O filósofo Santo Agostinho, que viveu na Alta Idade Média, dizia que o tempo é o movimento de distensão da alma humana: o passado é a memória que se possui, o futuro é a expectativa que se nutre e o presente é a atenção que se dedica a algo. A percepção do tempo, portanto, é uma articulação dessas três instâncias psicológicas.

De acordo com Fraisse, no comportamento social, “o operário pago ao dia não tem os mesmos comportamentos temporais que o membro de uma classe média pago ao mês, ou do rentier que recebe anualmente os seus dividendos ou as suas rendas”.

Fraisse, 1967. Apud K. Pomian. Enciclopédia Einaldi, vol. 29.
Lisboa: Casa da Moeda, 1993, p. 12 (com adaptações).

Para Roland Barthes, a fotografia possui uma temporalidade, que ele expressa assim: “(...) ele vai morrer. Leio ao mesmo tempo: isto será e isto foi. Observo, horrorizado, um futuro anterior em que a morte é a aposta. Dando-me o passado absoluto da pose (aoristo), a fotografia diz-me a morte no futuro. O que me fere é a descoberta desta equivalência. Diante da foto da minha mãe criança, digo para
mim mesmo: ‘(...) ela vai morrer’. Estremeço como o psicótico de Winnicott, perante uma catástrofe que já aconteceu.
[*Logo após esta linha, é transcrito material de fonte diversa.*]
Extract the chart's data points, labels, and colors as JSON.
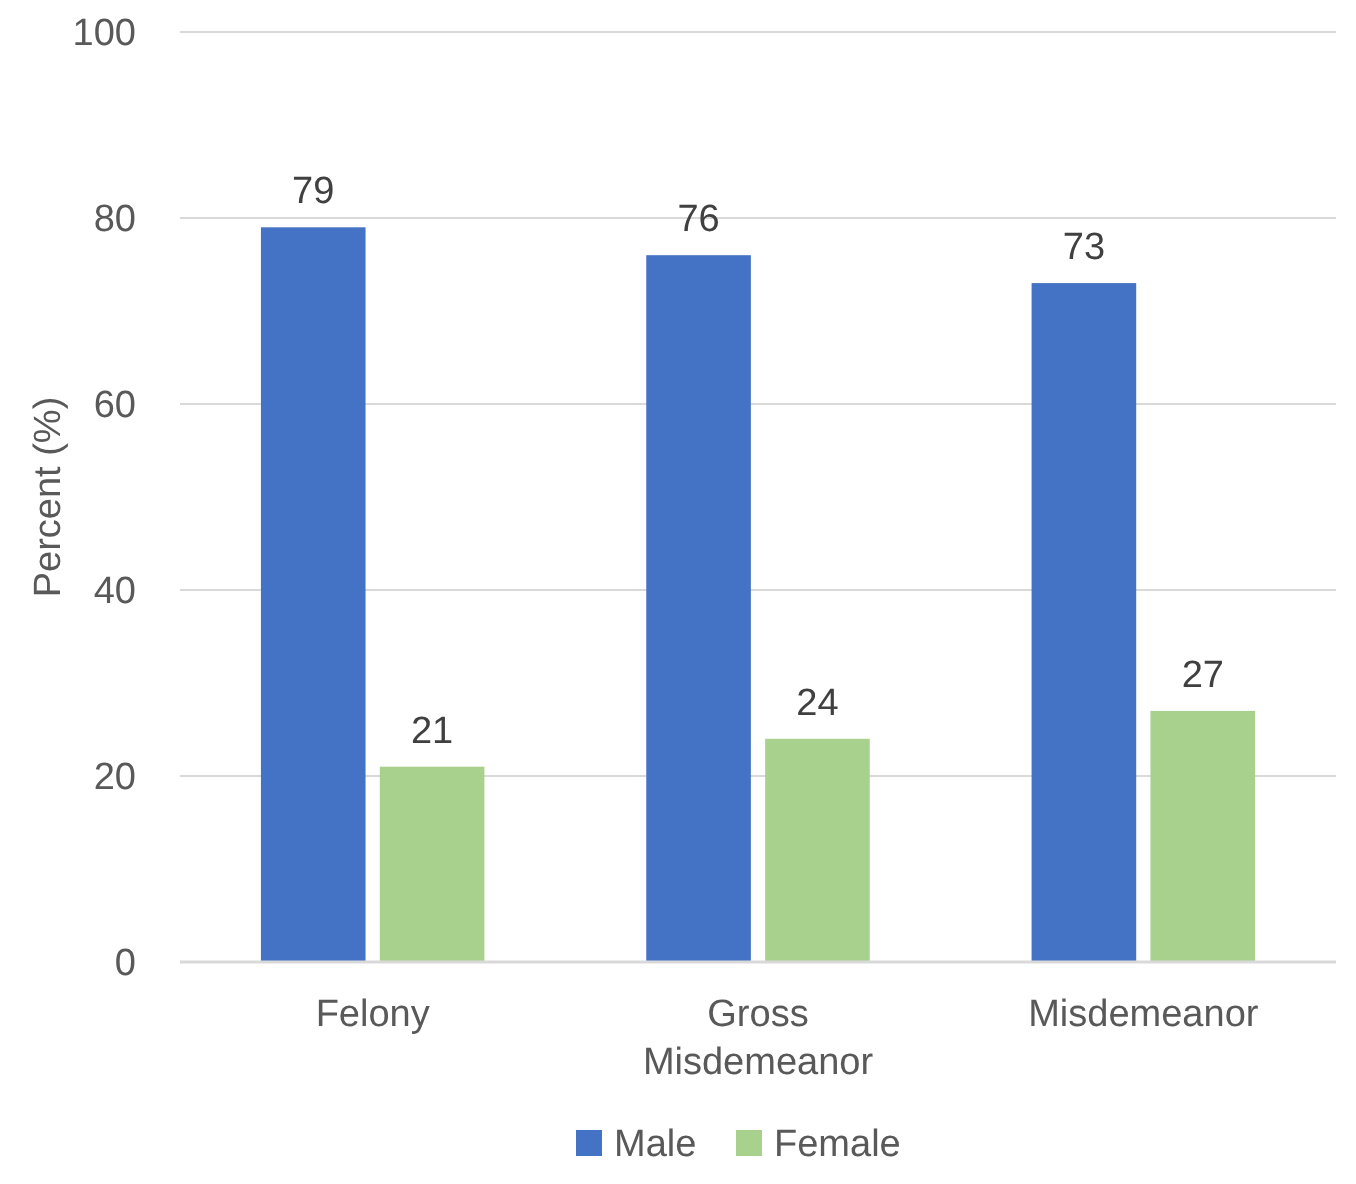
{
  "chart_data": {
    "type": "bar",
    "ylabel": "Percent (%)",
    "categories": [
      "Felony",
      "Gross Misdemeanor",
      "Misdemeanor"
    ],
    "series": [
      {
        "name": "Male",
        "color": "#4472c4",
        "values": [
          79,
          76,
          73
        ]
      },
      {
        "name": "Female",
        "color": "#a9d18e",
        "values": [
          21,
          24,
          27
        ]
      }
    ],
    "ylim": [
      0,
      100
    ],
    "yticks": [
      0,
      20,
      40,
      60,
      80,
      100
    ],
    "grid": "y",
    "legend": "bottom",
    "data_labels": true
  }
}
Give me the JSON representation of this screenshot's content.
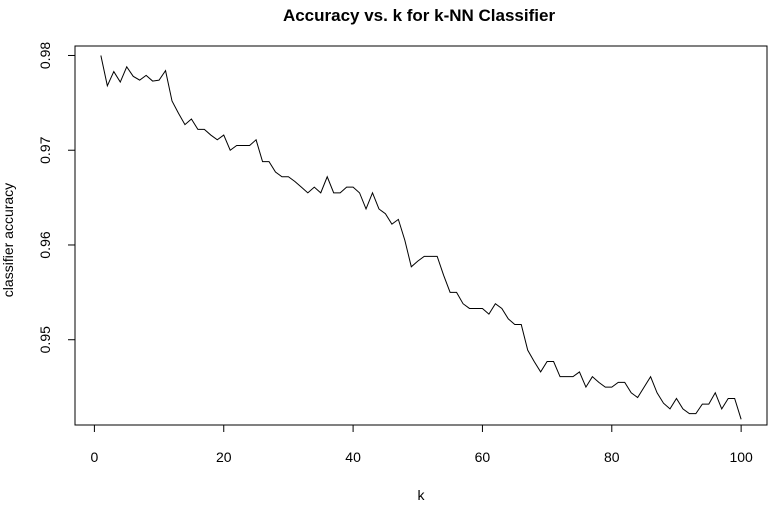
{
  "chart_data": {
    "type": "line",
    "title": "Accuracy vs. k for k-NN Classifier",
    "xlabel": "k",
    "ylabel": "classifier accuracy",
    "xlim": [
      -3,
      104
    ],
    "ylim": [
      0.941,
      0.981
    ],
    "x_ticks": [
      0,
      20,
      40,
      60,
      80,
      100
    ],
    "x_tick_labels": [
      "0",
      "20",
      "40",
      "60",
      "80",
      "100"
    ],
    "y_ticks": [
      0.95,
      0.96,
      0.97,
      0.98
    ],
    "y_tick_labels": [
      "0.95",
      "0.96",
      "0.97",
      "0.98"
    ],
    "grid": false,
    "line_color": "#000000",
    "series": [
      {
        "x": [
          1,
          2,
          3,
          4,
          5,
          6,
          7,
          8,
          9,
          10,
          11,
          12,
          13,
          14,
          15,
          16,
          17,
          18,
          19,
          20,
          21,
          22,
          23,
          24,
          25,
          26,
          27,
          28,
          29,
          30,
          31,
          32,
          33,
          34,
          35,
          36,
          37,
          38,
          39,
          40,
          41,
          42,
          43,
          44,
          45,
          46,
          47,
          48,
          49,
          50,
          51,
          52,
          53,
          54,
          55,
          56,
          57,
          58,
          59,
          60,
          61,
          62,
          63,
          64,
          65,
          66,
          67,
          68,
          69,
          70,
          71,
          72,
          73,
          74,
          75,
          76,
          77,
          78,
          79,
          80,
          81,
          82,
          83,
          84,
          85,
          86,
          87,
          88,
          89,
          90,
          91,
          92,
          93,
          94,
          95,
          96,
          97,
          98,
          99,
          100
        ],
        "values": [
          0.98,
          0.9768,
          0.9783,
          0.9772,
          0.9788,
          0.9778,
          0.9774,
          0.9779,
          0.9773,
          0.9774,
          0.9784,
          0.9752,
          0.9739,
          0.9727,
          0.9733,
          0.9722,
          0.9722,
          0.9716,
          0.9711,
          0.9716,
          0.97,
          0.9705,
          0.9705,
          0.9705,
          0.9711,
          0.9688,
          0.9688,
          0.9677,
          0.9672,
          0.9672,
          0.9667,
          0.9661,
          0.9655,
          0.9661,
          0.9655,
          0.9672,
          0.9655,
          0.9655,
          0.9661,
          0.9661,
          0.9655,
          0.9638,
          0.9655,
          0.9638,
          0.9633,
          0.9622,
          0.9627,
          0.9605,
          0.9577,
          0.9583,
          0.9588,
          0.9588,
          0.9588,
          0.9568,
          0.955,
          0.955,
          0.9538,
          0.9533,
          0.9533,
          0.9533,
          0.9527,
          0.9538,
          0.9533,
          0.9522,
          0.9516,
          0.9516,
          0.9489,
          0.9477,
          0.9466,
          0.9477,
          0.9477,
          0.9461,
          0.9461,
          0.9461,
          0.9466,
          0.945,
          0.9461,
          0.9455,
          0.945,
          0.945,
          0.9455,
          0.9455,
          0.9444,
          0.9439,
          0.945,
          0.9461,
          0.9444,
          0.9433,
          0.9427,
          0.9438,
          0.9427,
          0.9422,
          0.9422,
          0.9432,
          0.9432,
          0.9444,
          0.9427,
          0.9438,
          0.9438,
          0.9416
        ]
      }
    ]
  }
}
Quer o sujeito tenha ou não morrido, toda fotografia é essa catástrofe.”

Em obras de arte, pode haver mais de uma temporalidade sendo simultaneamente articulada. Assim, na representação cênica, há o tempo cênico, que é aquele, simultaneamente, da representação e do espectador que a está assistindo. Há também o tempo dramático, associado ao discurso narrativo, que anuncia e fixa uma temporalidade.

Patrice Pavis. Dicionário de Teatro. São Paulo:
Perspectiva, 1999 (com adaptações).

Considerando os textos acima e os diferentes aspectos relacionados ao tema por eles abordados, julgue o item.

Segundo o conceito de tempo de Santo Agostinho, tipos distintos de remuneração, como os mencionados por Fraisse, estão associados a diferentes distensões da alma.